First payments in South African silicosis settlement expected in Q2
CAPE TOWN, Feb 5 (Reuters) - The first payments to miners who contracted the fatal lung diseases silicosis and tuberculosis from a 5 billion rand ($340 million) class action settlement by gold producers are expected in the second quarter of 2020, a lawyer for the companies said on Wednesday.
The companies involved are Harmony Gold, Gold Fields, African Rainbow Minerals, Sibanye-Stillwater, AngloGold Ashanti and Anglo American South Africa.
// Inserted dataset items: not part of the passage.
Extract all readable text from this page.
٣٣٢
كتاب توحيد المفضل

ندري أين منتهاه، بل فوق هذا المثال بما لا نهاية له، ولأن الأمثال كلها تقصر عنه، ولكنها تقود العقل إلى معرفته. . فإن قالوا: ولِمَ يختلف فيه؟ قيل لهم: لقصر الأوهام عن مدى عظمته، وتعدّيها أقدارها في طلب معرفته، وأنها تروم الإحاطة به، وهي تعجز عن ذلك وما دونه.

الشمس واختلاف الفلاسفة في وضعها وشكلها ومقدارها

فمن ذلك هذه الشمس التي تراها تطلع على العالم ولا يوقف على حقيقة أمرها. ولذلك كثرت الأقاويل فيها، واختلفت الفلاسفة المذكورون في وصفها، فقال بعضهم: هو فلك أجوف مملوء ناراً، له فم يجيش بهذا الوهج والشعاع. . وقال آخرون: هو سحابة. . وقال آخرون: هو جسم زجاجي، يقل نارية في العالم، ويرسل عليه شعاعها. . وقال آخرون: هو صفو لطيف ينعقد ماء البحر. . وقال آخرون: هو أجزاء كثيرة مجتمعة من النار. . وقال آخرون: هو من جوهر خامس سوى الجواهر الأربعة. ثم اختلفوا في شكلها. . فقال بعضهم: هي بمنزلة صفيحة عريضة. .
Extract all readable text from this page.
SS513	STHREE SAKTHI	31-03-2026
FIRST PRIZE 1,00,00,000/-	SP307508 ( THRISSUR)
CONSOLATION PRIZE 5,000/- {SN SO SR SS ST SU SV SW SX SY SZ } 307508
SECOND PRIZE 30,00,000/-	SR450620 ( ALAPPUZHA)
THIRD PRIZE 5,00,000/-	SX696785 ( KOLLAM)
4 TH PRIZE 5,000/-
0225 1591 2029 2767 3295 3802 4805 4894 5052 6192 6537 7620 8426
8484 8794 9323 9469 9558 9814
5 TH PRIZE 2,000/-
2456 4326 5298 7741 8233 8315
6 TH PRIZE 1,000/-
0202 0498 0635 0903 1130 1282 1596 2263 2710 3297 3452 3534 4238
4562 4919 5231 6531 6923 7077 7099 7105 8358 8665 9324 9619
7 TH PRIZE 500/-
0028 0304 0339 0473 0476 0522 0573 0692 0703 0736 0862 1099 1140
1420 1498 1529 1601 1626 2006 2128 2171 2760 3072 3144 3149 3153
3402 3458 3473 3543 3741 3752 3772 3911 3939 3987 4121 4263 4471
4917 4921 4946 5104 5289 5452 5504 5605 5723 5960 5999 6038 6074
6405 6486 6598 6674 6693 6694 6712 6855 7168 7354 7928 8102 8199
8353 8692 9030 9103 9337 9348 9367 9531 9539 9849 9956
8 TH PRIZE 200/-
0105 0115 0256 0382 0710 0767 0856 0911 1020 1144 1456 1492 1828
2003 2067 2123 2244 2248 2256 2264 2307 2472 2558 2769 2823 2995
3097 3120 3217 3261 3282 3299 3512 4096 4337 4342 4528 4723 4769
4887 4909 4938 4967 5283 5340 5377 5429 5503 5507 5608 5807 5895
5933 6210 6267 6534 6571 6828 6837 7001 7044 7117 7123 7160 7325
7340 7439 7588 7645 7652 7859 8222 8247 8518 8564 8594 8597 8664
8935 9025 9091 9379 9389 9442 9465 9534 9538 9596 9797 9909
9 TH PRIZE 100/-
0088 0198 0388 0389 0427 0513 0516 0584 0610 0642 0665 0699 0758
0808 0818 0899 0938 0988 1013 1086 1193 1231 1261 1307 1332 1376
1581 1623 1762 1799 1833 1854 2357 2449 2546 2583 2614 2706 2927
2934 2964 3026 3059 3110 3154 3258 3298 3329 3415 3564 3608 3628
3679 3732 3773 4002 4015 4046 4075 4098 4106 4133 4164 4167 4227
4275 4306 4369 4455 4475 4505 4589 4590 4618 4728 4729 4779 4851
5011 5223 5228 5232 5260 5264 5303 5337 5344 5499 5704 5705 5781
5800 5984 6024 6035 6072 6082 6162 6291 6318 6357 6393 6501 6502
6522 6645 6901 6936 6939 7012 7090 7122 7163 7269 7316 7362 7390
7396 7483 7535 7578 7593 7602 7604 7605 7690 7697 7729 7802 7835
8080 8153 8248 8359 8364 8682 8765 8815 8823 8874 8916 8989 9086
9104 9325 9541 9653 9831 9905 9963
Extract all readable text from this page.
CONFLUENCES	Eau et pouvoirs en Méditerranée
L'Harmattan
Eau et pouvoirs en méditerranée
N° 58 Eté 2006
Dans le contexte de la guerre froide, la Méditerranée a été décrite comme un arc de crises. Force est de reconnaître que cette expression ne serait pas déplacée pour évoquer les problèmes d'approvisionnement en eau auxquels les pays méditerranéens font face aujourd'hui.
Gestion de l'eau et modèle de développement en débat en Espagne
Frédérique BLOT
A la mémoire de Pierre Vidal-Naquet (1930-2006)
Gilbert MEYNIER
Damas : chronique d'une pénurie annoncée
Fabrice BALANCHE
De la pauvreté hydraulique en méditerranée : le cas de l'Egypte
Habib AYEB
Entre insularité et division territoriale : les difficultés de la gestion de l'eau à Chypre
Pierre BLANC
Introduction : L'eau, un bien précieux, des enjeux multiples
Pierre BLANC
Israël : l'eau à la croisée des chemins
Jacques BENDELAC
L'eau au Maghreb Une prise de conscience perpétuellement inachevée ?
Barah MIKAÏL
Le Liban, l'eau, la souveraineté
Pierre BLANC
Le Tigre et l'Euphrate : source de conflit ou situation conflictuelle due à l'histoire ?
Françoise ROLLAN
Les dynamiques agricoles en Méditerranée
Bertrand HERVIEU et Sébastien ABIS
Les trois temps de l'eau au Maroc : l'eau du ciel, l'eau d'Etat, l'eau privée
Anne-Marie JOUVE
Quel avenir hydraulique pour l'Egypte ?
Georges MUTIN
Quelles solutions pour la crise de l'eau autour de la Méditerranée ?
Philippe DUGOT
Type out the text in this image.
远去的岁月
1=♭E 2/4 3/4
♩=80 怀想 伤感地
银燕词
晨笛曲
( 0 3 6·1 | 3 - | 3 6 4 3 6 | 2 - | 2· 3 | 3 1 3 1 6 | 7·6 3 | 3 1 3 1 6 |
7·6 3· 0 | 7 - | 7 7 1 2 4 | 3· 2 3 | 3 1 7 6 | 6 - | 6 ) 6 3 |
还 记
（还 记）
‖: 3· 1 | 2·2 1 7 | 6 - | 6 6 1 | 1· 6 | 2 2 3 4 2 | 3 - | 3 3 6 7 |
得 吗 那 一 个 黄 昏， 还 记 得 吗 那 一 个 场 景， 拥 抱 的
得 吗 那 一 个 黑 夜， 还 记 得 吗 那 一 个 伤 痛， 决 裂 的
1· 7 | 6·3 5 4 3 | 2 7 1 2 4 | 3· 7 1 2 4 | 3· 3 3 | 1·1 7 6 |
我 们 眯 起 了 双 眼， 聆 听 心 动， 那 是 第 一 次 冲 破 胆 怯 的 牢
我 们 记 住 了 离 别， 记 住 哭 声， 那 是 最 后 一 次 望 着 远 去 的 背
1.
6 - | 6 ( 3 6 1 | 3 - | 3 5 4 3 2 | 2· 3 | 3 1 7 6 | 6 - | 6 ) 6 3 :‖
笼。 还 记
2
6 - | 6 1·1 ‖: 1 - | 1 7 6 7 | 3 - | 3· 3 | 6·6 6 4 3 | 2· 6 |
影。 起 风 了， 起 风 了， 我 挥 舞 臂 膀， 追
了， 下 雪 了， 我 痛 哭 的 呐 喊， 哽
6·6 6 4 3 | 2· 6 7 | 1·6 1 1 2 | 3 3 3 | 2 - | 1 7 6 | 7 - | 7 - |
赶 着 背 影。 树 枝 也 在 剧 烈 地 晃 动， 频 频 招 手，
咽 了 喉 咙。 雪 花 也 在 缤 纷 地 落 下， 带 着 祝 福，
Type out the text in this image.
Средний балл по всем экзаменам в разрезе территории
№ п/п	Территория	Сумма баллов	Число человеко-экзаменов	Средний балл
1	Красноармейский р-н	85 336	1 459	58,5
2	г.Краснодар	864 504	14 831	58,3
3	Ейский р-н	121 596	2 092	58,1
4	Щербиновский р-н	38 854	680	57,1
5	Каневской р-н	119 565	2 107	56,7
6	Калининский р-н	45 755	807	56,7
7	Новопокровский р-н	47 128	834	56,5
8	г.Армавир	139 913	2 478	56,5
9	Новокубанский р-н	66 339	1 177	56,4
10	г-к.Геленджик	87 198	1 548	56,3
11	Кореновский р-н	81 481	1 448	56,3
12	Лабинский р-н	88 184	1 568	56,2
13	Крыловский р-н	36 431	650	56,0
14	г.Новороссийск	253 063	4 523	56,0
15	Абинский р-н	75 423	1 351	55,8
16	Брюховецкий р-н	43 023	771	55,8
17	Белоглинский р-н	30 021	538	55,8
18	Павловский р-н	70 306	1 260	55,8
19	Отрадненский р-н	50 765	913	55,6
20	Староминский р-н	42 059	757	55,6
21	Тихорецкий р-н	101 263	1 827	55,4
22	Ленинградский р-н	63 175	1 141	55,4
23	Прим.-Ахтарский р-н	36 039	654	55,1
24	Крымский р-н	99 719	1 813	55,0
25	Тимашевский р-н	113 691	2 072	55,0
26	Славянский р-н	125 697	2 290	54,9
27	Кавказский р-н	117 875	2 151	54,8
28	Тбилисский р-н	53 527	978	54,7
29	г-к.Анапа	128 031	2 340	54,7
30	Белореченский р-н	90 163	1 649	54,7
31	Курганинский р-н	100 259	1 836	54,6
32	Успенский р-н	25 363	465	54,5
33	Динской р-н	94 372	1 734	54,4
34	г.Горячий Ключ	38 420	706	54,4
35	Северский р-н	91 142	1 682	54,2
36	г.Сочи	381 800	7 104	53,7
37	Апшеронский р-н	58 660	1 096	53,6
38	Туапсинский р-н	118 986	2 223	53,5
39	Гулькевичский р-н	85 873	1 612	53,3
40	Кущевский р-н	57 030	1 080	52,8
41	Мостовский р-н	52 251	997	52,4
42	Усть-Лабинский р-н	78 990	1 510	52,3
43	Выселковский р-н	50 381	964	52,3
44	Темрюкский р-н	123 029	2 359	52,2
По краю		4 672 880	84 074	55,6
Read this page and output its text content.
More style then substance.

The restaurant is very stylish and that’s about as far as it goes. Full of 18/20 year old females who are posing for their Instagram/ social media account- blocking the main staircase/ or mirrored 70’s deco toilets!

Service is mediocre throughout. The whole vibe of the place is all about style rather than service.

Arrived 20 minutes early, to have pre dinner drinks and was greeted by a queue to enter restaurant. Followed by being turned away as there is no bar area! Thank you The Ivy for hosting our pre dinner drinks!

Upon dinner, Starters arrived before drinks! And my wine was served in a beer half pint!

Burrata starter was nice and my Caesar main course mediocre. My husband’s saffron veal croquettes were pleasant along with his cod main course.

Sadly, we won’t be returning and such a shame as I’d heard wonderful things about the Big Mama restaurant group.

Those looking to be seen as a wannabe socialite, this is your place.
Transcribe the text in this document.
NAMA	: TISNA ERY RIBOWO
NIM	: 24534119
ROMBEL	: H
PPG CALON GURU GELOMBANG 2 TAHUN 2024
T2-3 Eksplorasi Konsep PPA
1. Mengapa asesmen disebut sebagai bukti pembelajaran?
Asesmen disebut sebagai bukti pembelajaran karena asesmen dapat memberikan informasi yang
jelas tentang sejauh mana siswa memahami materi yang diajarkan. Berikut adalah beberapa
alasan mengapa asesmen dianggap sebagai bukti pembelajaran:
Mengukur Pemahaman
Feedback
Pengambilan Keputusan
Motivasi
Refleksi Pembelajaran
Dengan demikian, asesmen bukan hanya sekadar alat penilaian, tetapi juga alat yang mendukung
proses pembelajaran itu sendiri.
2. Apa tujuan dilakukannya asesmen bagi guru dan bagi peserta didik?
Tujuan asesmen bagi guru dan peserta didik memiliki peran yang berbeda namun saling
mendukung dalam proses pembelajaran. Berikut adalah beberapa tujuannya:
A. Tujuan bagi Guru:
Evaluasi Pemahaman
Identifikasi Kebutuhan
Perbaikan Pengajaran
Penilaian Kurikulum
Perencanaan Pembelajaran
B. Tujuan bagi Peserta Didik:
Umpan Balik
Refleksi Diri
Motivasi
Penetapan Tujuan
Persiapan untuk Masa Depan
The latter no longer has gold assets but at one time was a bullion producer.
The most far-reaching class action settlement ever reached in South Africa followed a long legal battle by miners to win compensation for illnesses they say they contracted over decades because of negligence in health and safety.
The exact number of eligible claimants is unknown but is expected to be less than 100,000, attorney Michael Murray told a mining industry conference, the Mining Indaba, in Cape Town.
The class action suit was launched in 2012 on behalf of miners suffering from silicosis, an incurable disease caused by inhaling silica dust from gold-bearing rocks, and a settlement was agreed by mining firms in 2018.
It causes shortness of breath, a persistent cough and chest pains, and makes people highly susceptible to tuberculosis.